The World’s Greatest Threat

Weapons of mass destruction. Global warming. Bioterrorism. Food insecurities. Our challenges are many, and they’re complex. But what is the greatest threat facing the world today?

Humanity has come face-to-face with life-altering challenges. Existential risk comes in many forms and threatens our very survival as a species. When it comes to solutions, lots of ideas are put forward by brilliant and deeply concerned minds. We’re told it’s not too late to avoid the worst-case scenario—if we act now.

Progress has been achieved, but we’re far from overcoming the problem, because the real issue that drives all others is our unrestrained human nature; and we cannot change that without help of a different kind.

Consider the process of food production and what it’s doing to our soil. Careless practices are causing soil erosion and soil degradation—problems that can be linked to the desire for profit at all costs. I asked scientist and agricultural researcher Achim Dobermann what can be done.
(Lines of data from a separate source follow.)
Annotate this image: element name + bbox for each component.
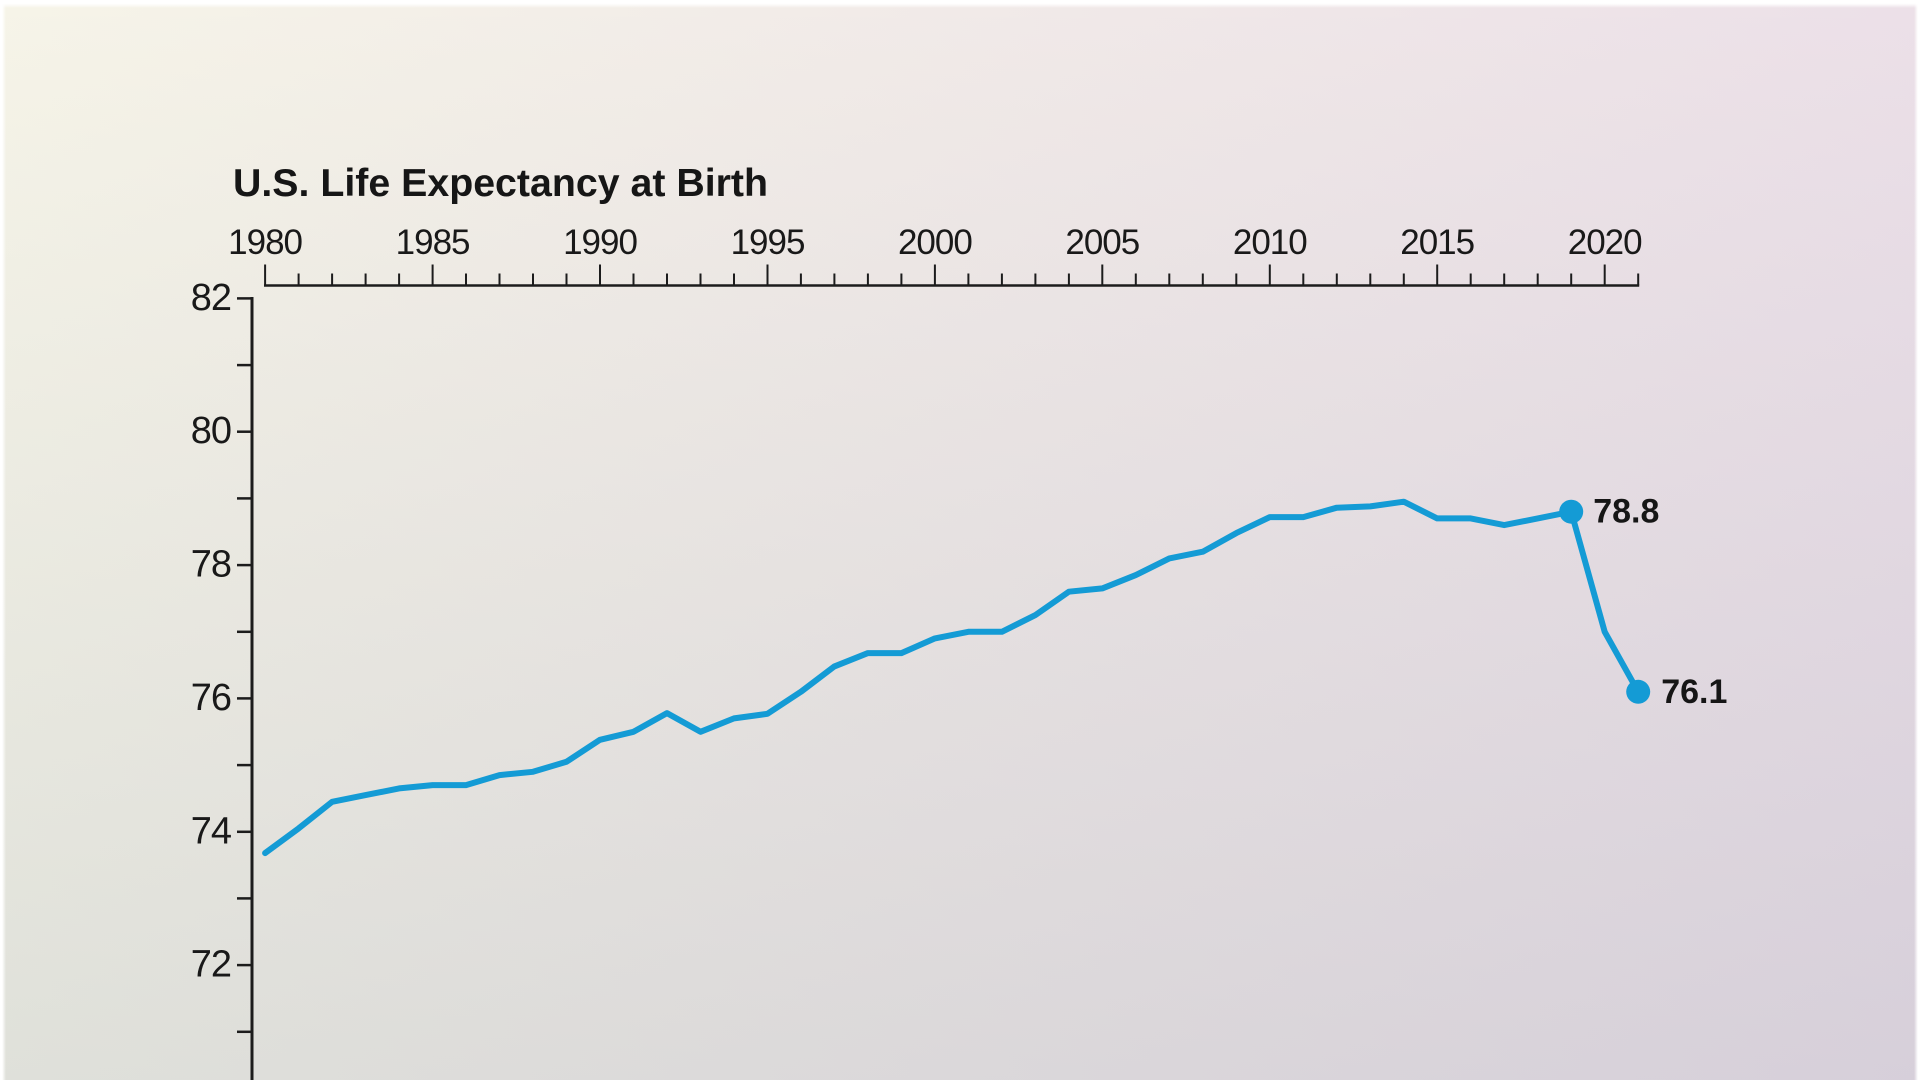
svg-text:1990: 1990 (563, 223, 637, 262)
svg-text:1980: 1980 (228, 223, 302, 262)
svg-text:2020: 2020 (1568, 223, 1642, 262)
svg-text:80: 80 (191, 410, 231, 452)
svg-text:1985: 1985 (396, 223, 470, 262)
svg-text:82: 82 (191, 277, 231, 319)
svg-text:2000: 2000 (898, 223, 972, 262)
svg-text:76.1: 76.1 (1661, 673, 1727, 711)
svg-text:78: 78 (191, 544, 231, 586)
svg-text:2015: 2015 (1400, 223, 1474, 262)
svg-text:2010: 2010 (1233, 223, 1307, 262)
svg-text:78.8: 78.8 (1593, 493, 1659, 531)
svg-text:74: 74 (191, 810, 232, 852)
svg-text:2005: 2005 (1065, 223, 1139, 262)
svg-text:76: 76 (191, 677, 231, 719)
svg-text:72: 72 (191, 944, 231, 986)
svg-text:U.S. Life Expectancy at Birth: U.S. Life Expectancy at Birth (233, 161, 768, 205)
svg-text:1995: 1995 (731, 223, 805, 262)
Dobermann: “This is for me actually the biggest question, and I don’t have an answer for you, because it goes to questioning the fundamentals of capitalism as a form of economy which is based on profit. . . . It is not easy to change this. This constant drive for economic growth is what is creating [for] us the biggest problems. . . . That’s the biggest challenge that I can see.”

When I pressed him a little more, he said, “We [humans] are greedy.” This is an aspect of uncontrolled human nature, and notoriously difficult to change.

In the wake of the atomic bombing of Hiroshima and Nagasaki, Albert Einstein talked about the perils of the new nuclear age.

Science has brought forth this danger, but the real problem is in the minds and hearts of men.”

Albert Einstein, quoted in “Atomic Education Urged by Einstein,” New York Times (May 25, 1946)

In the same New York Times article, Einstein also remarked that “it is easier to denature plutonium than it is to denature the evil spirit of man.” He also wrote that “a new type of thinking is essential if mankind is to survive and move toward higher levels.”

It’s sobering to recognize that the negative side of human nature is the fly in the ointment that prevents us from resolving our problems. It underscores that we are at the root of our impasses with each other and with other nations.

Victor Davis Hanson is a historian of war. Does he hold out hope for a peaceful world? Sadly, no. He also recognizes the true cause. He wrote: “Conflict will remain the familiar father of us all—as long as human nature stays constant and unchanging over time and across space and cultures.”

Following an arduous wartime career, US general Douglas MacArthur concluded this about humanity’s violent heart: “The problem basically is theological and involves a spiritual recrudescence and improvement of human character that will synchronize with our almost matchless advances in science, art, literature, and all material and cultural developments of the past two thousand years. It must be of the spirit if we are to save the flesh.”

Interestingly, a similar answer was given two thousand years ago. Paul, a follower of Christ, struggled to overcome his own nature at times. But encouragingly, he wrote about those “who do not walk according to the flesh but according to the Spirit.” He had identified the problem and knew the solution lay outside his ability to effect it without spiritual help. That help is still available; human nature can be tamed so that its downside is reined in.